Experimentation with form, structure, narrative, and plot themes has been quite in vogue in writing, more so in recent times as people from different professions have been lured by ink. First time author Ambarish Satwik, (surprise, surprise, he is a surgeon by profession) has taken it to a different level with Perineum. And he succeeds. The language is also light and period-appropriate, so that accentuates the humor and the authenticity of the narrative.

A big temptation in an approach like this would have been to go into the erotic and sensual, and mix the scatological with it, but the author does well to eschew that and keep his focus clear. The absence of word-play is another significant characteristic of the book – thus making it read almost like a formal report, enhancing the humor even more.

Of course, the book sends you off more than once to Gray’s Anatomy (or an equivalent guide) to figure out the meaning of words and expressions. But the images are useful and help enhance one’s understanding.

Friday, July 13, 2007

In the Heat of the Night: John Ball

Just as movie sequels almost always end up not being as good as the first in the series, so have re-reads of books turned out for me. Of course, there are glorious exceptions. Like Godfather in the film world. And In the Heat of the Night for me.

When I first read Heat many years ago, what struck me was the tightness of the plot, the sharpness of the characterization, and the evocative nature of the simple language. Now, when I re-read it, the feeling is exactly the same.

Written in the mid-1960s, Heat is a compelling narrative on racial discrimination in the small towns of America’s Deep South. Not only the fact that the “n” word was used commonly, openly, and offensively, but that a black person was just not expected to be good, and even if he is, the grudging admiration ends up demonstrating discrimination in the most chilling manner: “Smartest black I ever saw. He oughta been a white man.”

Heat can be read just for the characterization of Virgil Tibbs. He who is Virgil to the local cops of the city of Wells, who is always Tibbs to the narrator. How he maintains his dignity in the face of blatant discrimination and ill-treatment, and how he gradually earns Chief Bill Gillespie’s (grudging) admiration is truly impressive.

Purely as a police procedural, Heat delivers as well. Red herrings, misjudgments, the odd piece of luck, all come together well with the rigorous approach Virgil Tibbs follows in his investigation, piecing together clues like the weather (the title ensures we don’t miss that clue), the state of the victim’s palms, and the behavioral traits of the victim to track the murderer.
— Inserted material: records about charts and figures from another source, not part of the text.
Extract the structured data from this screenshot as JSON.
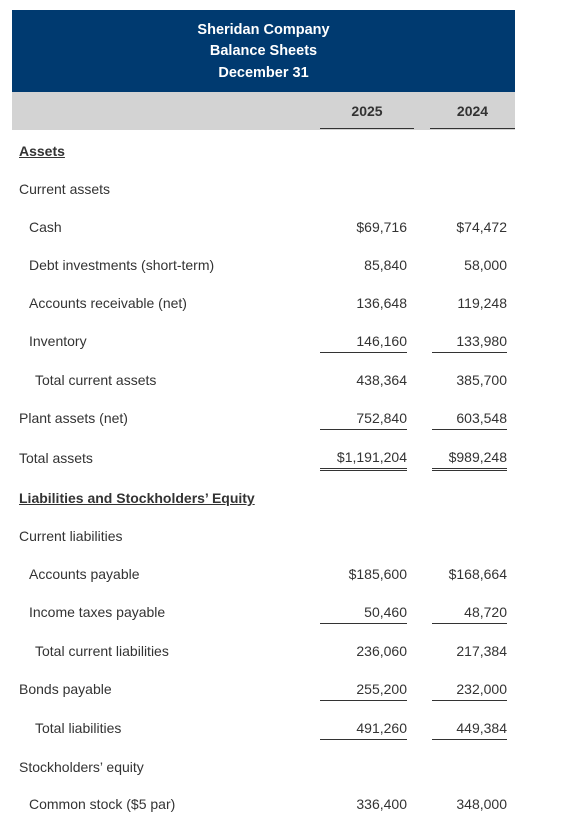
{
  "header": {
    "company": "Sheridan Company",
    "statement": "Balance Sheets",
    "date": "December 31"
  },
  "years": [
    "2025",
    "2024"
  ],
  "sections": {
    "assets": "Assets",
    "current_assets": "Current assets",
    "liab_equity": "Liabilities and Stockholders’ Equity",
    "current_liabilities": "Current liabilities",
    "stockholders_equity": "Stockholders’ equity"
  },
  "rows": {
    "cash": {
      "label": "Cash",
      "v2025": "$69,716",
      "v2024": "$74,472"
    },
    "debt_investments": {
      "label": "Debt investments (short-term)",
      "v2025": "85,840",
      "v2024": "58,000"
    },
    "accounts_receivable": {
      "label": "Accounts receivable (net)",
      "v2025": "136,648",
      "v2024": "119,248"
    },
    "inventory": {
      "label": "Inventory",
      "v2025": "146,160",
      "v2024": "133,980"
    },
    "total_current_assets": {
      "label": "Total current assets",
      "v2025": "438,364",
      "v2024": "385,700"
    },
    "plant_assets": {
      "label": "Plant assets (net)",
      "v2025": "752,840",
      "v2024": "603,548"
    },
    "total_assets": {
      "label": "Total assets",
      "v2025": "$1,191,204",
      "v2024": "$989,248"
    },
    "accounts_payable": {
      "label": "Accounts payable",
      "v2025": "$185,600",
      "v2024": "$168,664"
    },
    "income_taxes_payable": {
      "label": "Income taxes payable",
      "v2025": "50,460",
      "v2024": "48,720"
    },
    "total_current_liabilities": {
      "label": "Total current liabilities",
      "v2025": "236,060",
      "v2024": "217,384"
    },
    "bonds_payable": {
      "label": "Bonds payable",
      "v2025": "255,200",
      "v2024": "232,000"
    },
    "total_liabilities": {
      "label": "Total liabilities",
      "v2025": "491,260",
      "v2024": "449,384"
    },
    "common_stock": {
      "label": "Common stock ($5 par)",
      "v2025": "336,400",
      "v2024": "348,000"
    }
  }
}
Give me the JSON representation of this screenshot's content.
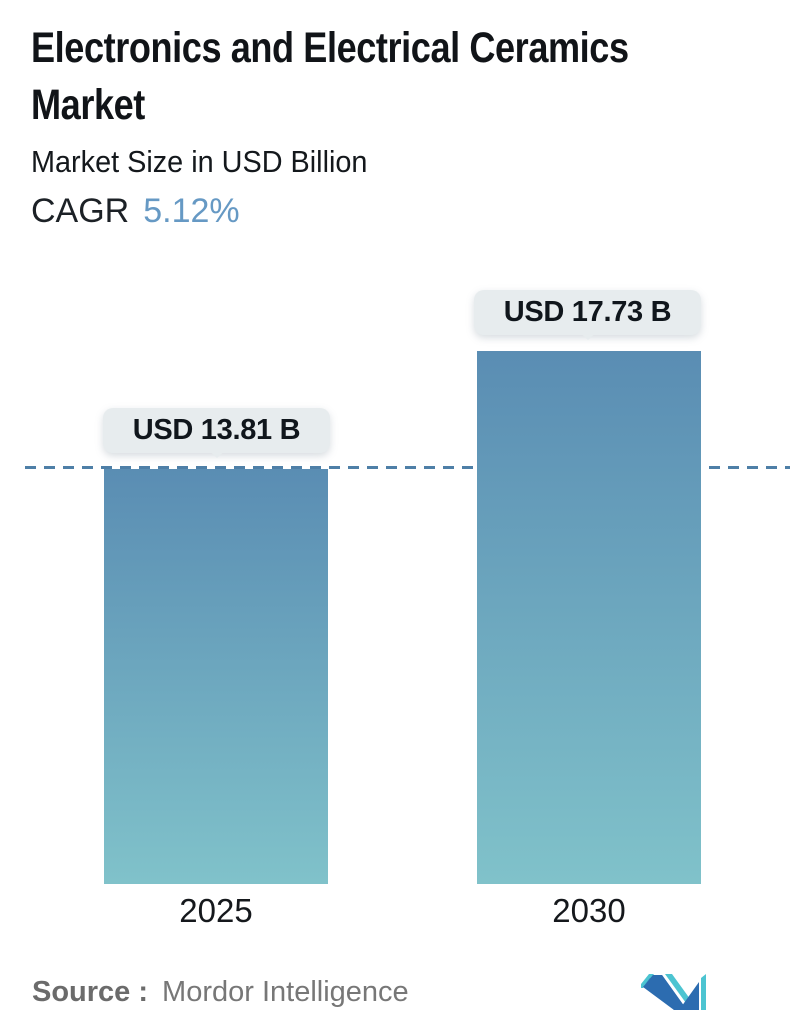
{
  "header": {
    "title_line1": "Electronics and Electrical Ceramics",
    "title_line2": "Market",
    "subtitle": "Market Size in USD Billion",
    "cagr_label": "CAGR",
    "cagr_value": "5.12%"
  },
  "chart_data": {
    "type": "bar",
    "title": "Electronics and Electrical Ceramics Market",
    "subtitle": "Market Size in USD Billion",
    "unit": "USD Billion",
    "categories": [
      "2025",
      "2030"
    ],
    "values": [
      13.81,
      17.73
    ],
    "value_labels": [
      "USD 13.81 B",
      "USD 17.73 B"
    ],
    "cagr_percent": 5.12,
    "ylim": [
      0,
      17.73
    ],
    "grid": "off",
    "legend": "none",
    "dashed_reference_line_at": 13.81,
    "bar_gradient_top": "#5a8db3",
    "bar_gradient_bottom": "#80c2ca",
    "dashed_line_color": "#4e7fa7"
  },
  "footer": {
    "source_label": "Source :",
    "source_value": "Mordor Intelligence",
    "logo_icon": "mordor-intelligence-logo"
  },
  "colors": {
    "cagr_accent": "#6699c4",
    "tooltip_bg": "#e7ecee",
    "tooltip_text": "#10161c",
    "title_text": "#111418",
    "source_text": "#777777",
    "logo_blue": "#2c6cb0",
    "logo_teal": "#4cc4d1"
  }
}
Even the movie version could not mess with Heat – Norman Jewison deserves credit for sticking to the book faithfully, and Sidney Poitier does a splendid job as Virgil Tibbs.

It is no surprise that Heat won an Edgar Award and a Golden Dagger, and was selected one of the top hundred detective novels of the century by the Independent Mystery Booksellers Association.

When I read Heat for the first time, I almost took a day off college to finish reading it. When I read it this time, I almost took a day off work to do likewise. Don’t be surprised if you feel the same once you start it. Safer still, start off on it on a Friday evening – you’ll finish it by Saturday morning.